Mientras hablaba, el Emperador Divino Fantian de repente empujó su brazo, y la imagen en el panel de luz sobre la Plataforma de Investidura Divina cambió. Una marca roja de más de un cuerpo de largo apareció de repente en el panel.
Al instante, toda la Plataforma de Investidura Divina se tiñó de un carmesí intenso, como si hubiera caído una lluvia espesa de sangre. Todos miraron atónitos esa marca roja que, aunque estaba en la sombra arcana, parecía grabada en el mismo cielo. Un miedo sin nombre crecía desenfrenadamente en sus corazones, y sus almas, como serpientes atrapadas por el cuello, se retorcían y convulsionaban violentamente.

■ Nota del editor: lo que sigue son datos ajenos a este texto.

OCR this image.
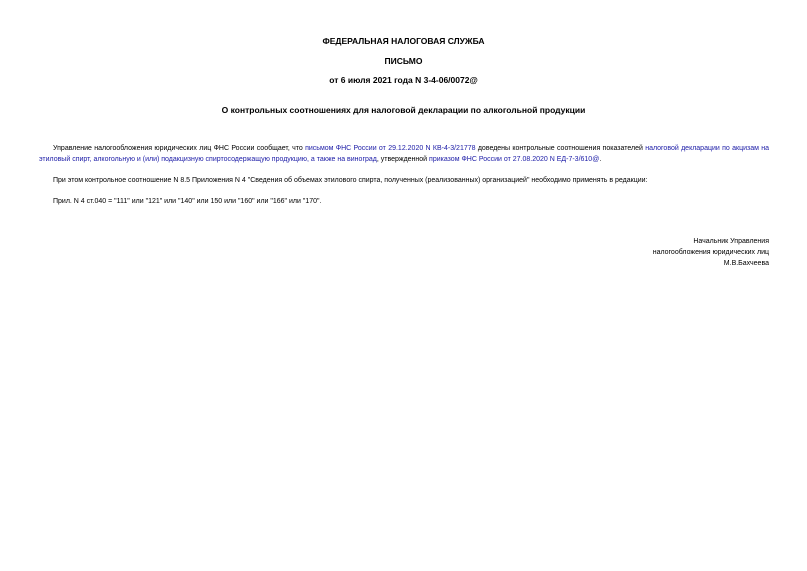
ФЕДЕРАЛЬНАЯ НАЛОГОВАЯ СЛУЖБА
ПИСЬМО
от 6 июля 2021 года N 3-4-06/0072@
О контрольных соотношениях для налоговой декларации по алкогольной продукции
Управление налогообложения юридических лиц ФНС России сообщает, что письмом ФНС России от 29.12.2020 N КВ-4-3/21778 доведены контрольные соотношения показателей налоговой декларации по акцизам на этиловый спирт, алкогольную и (или) подакцизную спиртосодержащую продукцию, а также на виноград, утвержденной приказом ФНС России от 27.08.2020 N ЕД-7-3/610@.
При этом контрольное соотношение N 8.5 Приложения N 4 "Сведения об объемах этилового спирта, полученных (реализованных) организацией" необходимо применять в редакции:
Прил. N 4 ст.040 = "111" или "121" или "140" или 150 или "160" или "166" или "170".
Начальник Управления
налогообложения юридических лиц
М.В.Бахчеева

"¿Qu-qué es esto?" exclamó Mu Huanzhi.
"¿Esto... realmente está en el Muro del Caos?"
"Las palabras de dos Emperadores Divinos, ¿cómo podrían ser falsas?" dijo Yan Juehai con las pupilas contraídas.
¡Y esto era solo una sombra arcana grabada!
El Emperador Divino Fantian retiró su brazo, la sombra arcana desapareció, y el mundo finalmente perdió ese terrible color sanguíneo. Cada uno sintió un alivio en su corazón, como si hubieran escapado por poco del borde de un mar de sangre infernal, y quedaron atónitos por un largo rato.
"Ya que han ido personalmente al borde del Caos y se han acercado a esta extraña marca roja, ¿han descubierto cómo se originó?" preguntó el Rey Dragón con el ceño profundamente fruncido.
El Emperador Divino Zhoutian negó con la cabeza: "No hemos descubierto nada. Sin embargo... para investigar la causa, el Emperador Divino Fantian y yo permanecimos un año frente al Muro del Caos. Aparte de las tormentas espaciales comunes, ninguna fuerza externa se acercó, pero la marca roja se estaba expandiendo gradualmente".
Rey Dragón: "..."
"Cuando el Emperador Divino Zhoutian y yo llegamos por primera vez, la marca roja medía poco más de siete pies". dijo el Emperador Divino Fantian: "Después de un año, ya había crecido hasta una zhang. Por lo tanto, el Emperador Divino Zhoutian y yo no tuvimos más remedio que pensar en una posibilidad aterradora..."
"Esta marca roja no es generada por alguna fuerza del Caos. Sino que proviene del propio Muro del Caos, o... ¡del exterior del Caos!"